A QUESTION FOR THE ROCKET SCIENTISTS….Every couple of weeks I take a whack at trying to understand what Collateralized Debt Obligations and Structured Investment Vehicles really are. My latest take is that they’re basically ways to game the credit rating agencies (a game the agencies were none too eager to stop, as it turns out). Is that about right?
UPDATE: OK, here’s what I mean by this.

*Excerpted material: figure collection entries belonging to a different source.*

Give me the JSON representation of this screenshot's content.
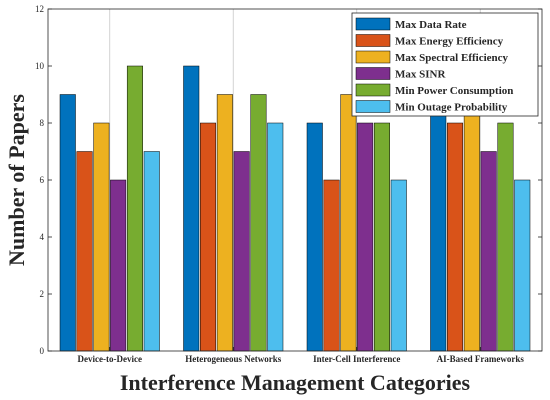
{
  "chart_data": {
    "type": "bar",
    "xlabel": "Interference Management Categories",
    "ylabel": "Number of Papers",
    "ylim": [
      0,
      12
    ],
    "yticks": [
      0,
      2,
      4,
      6,
      8,
      10,
      12
    ],
    "grid": "vertical lines at category centers",
    "legend_position": "top-right",
    "categories": [
      "Device-to-Device",
      "Heterogeneous Networks",
      "Inter-Cell Interference",
      "AI-Based Frameworks"
    ],
    "series": [
      {
        "name": "Max Data Rate",
        "color": "#0072BD",
        "values": [
          9,
          10,
          8,
          9
        ]
      },
      {
        "name": "Max Energy Efficiency",
        "color": "#D95319",
        "values": [
          7,
          8,
          6,
          8
        ]
      },
      {
        "name": "Max Spectral Efficiency",
        "color": "#EDB120",
        "values": [
          8,
          9,
          9,
          9
        ]
      },
      {
        "name": "Max SINR",
        "color": "#7E2F8E",
        "values": [
          6,
          7,
          8,
          7
        ]
      },
      {
        "name": "Min Power Consumption",
        "color": "#77AC30",
        "values": [
          10,
          9,
          8,
          8
        ]
      },
      {
        "name": "Min Outage Probability",
        "color": "#4DBEEE",
        "values": [
          7,
          8,
          6,
          6
        ]
      }
    ]
  }
}
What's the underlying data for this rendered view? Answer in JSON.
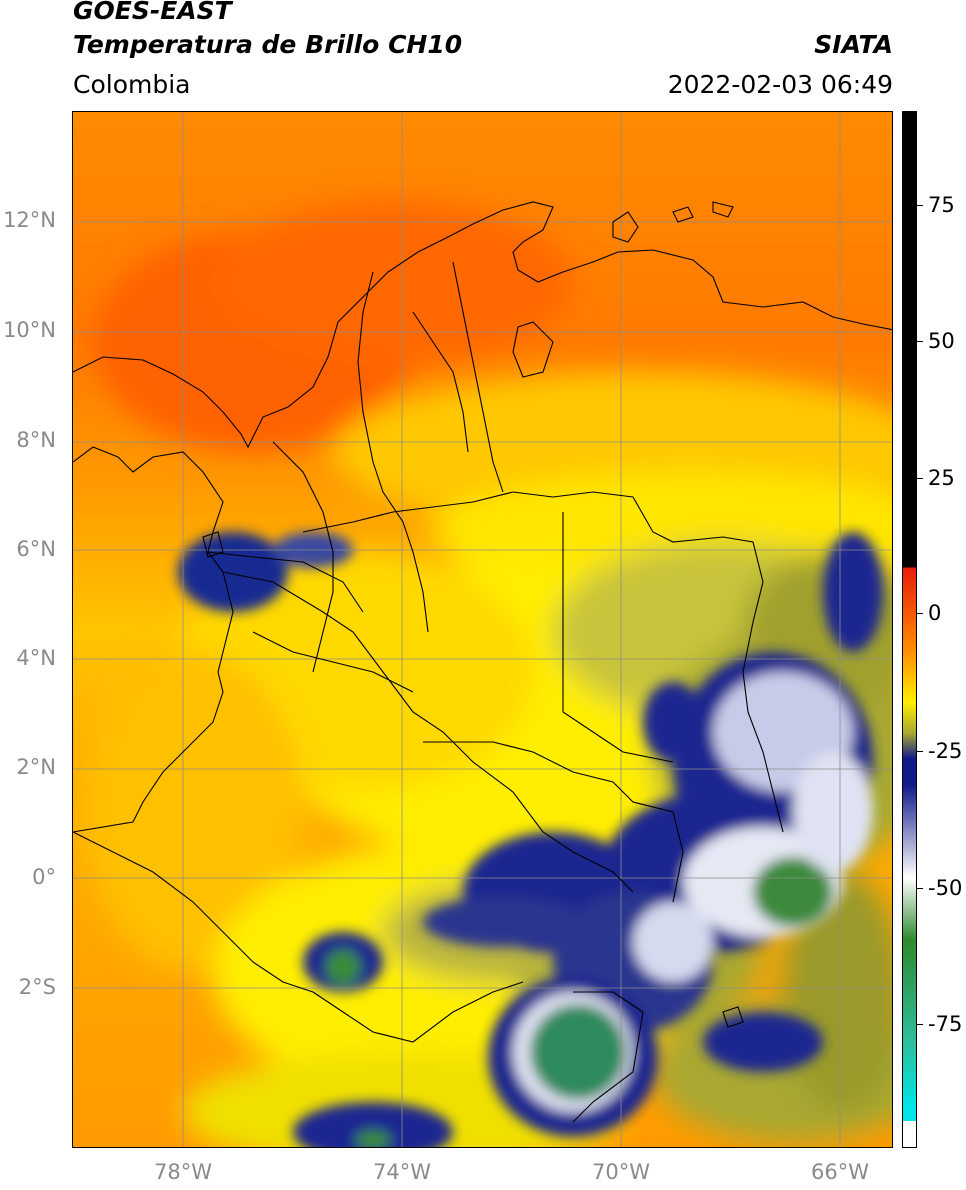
{
  "header": {
    "satellite": "GOES-EAST",
    "product": "Temperatura de Brillo CH10",
    "region": "Colombia",
    "source": "SIATA",
    "datetime": "2022-02-03 06:49"
  },
  "map": {
    "lat_labels": [
      "12°N",
      "10°N",
      "8°N",
      "6°N",
      "4°N",
      "2°N",
      "0°",
      "2°S"
    ],
    "lon_labels": [
      "78°W",
      "74°W",
      "70°W",
      "66°W"
    ],
    "gridline_color": "#8c8c8c"
  },
  "colorbar": {
    "tick_labels": [
      "75",
      "50",
      "25",
      "0",
      "-25",
      "-50",
      "-75"
    ],
    "colors": {
      "warm_black": "#000000",
      "red": "#e81c0c",
      "orange": "#ff8c00",
      "yellow": "#ffef00",
      "olive": "#a8a830",
      "navy": "#101a8a",
      "white": "#ffffff",
      "green": "#2e8a2e",
      "teal": "#2ebf9f",
      "cyan": "#00e5e5"
    }
  }
}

Warning: abysmal ignorance about to be displayed.
Basically, the whole selling point of a CDO is that its risk-adjusted return is higher than the risk-adjusted return of its underlying parts — i.e., that you’ve modeled the CDO’s diversification or correlation or something better than Moody’s has, and it will thus yield a bit more than you’d normally expect based on the CDO’s rating.
Since the rated tranches are pretty straightforward, this mostly depends on convincing the world (and the rating agencies) that the small unrated tranche doesn’t affect the riskiness of the rated tranches by very much. Not enough to affect their stated ratings, anyway.
But in the long run, this can’t work. If you’re right, then eventually everyone else’s models will catch up and the yield of the securities in the unrated tranche will go down, thus eliminating the pooling advantage claimed by the CDO in the first place. If you’re wrong, then the CDO goes bust. The game only continues if you can consistently value the unrated tranche more accurately than anyone else, including the rating agencies. But how many people can actually do that?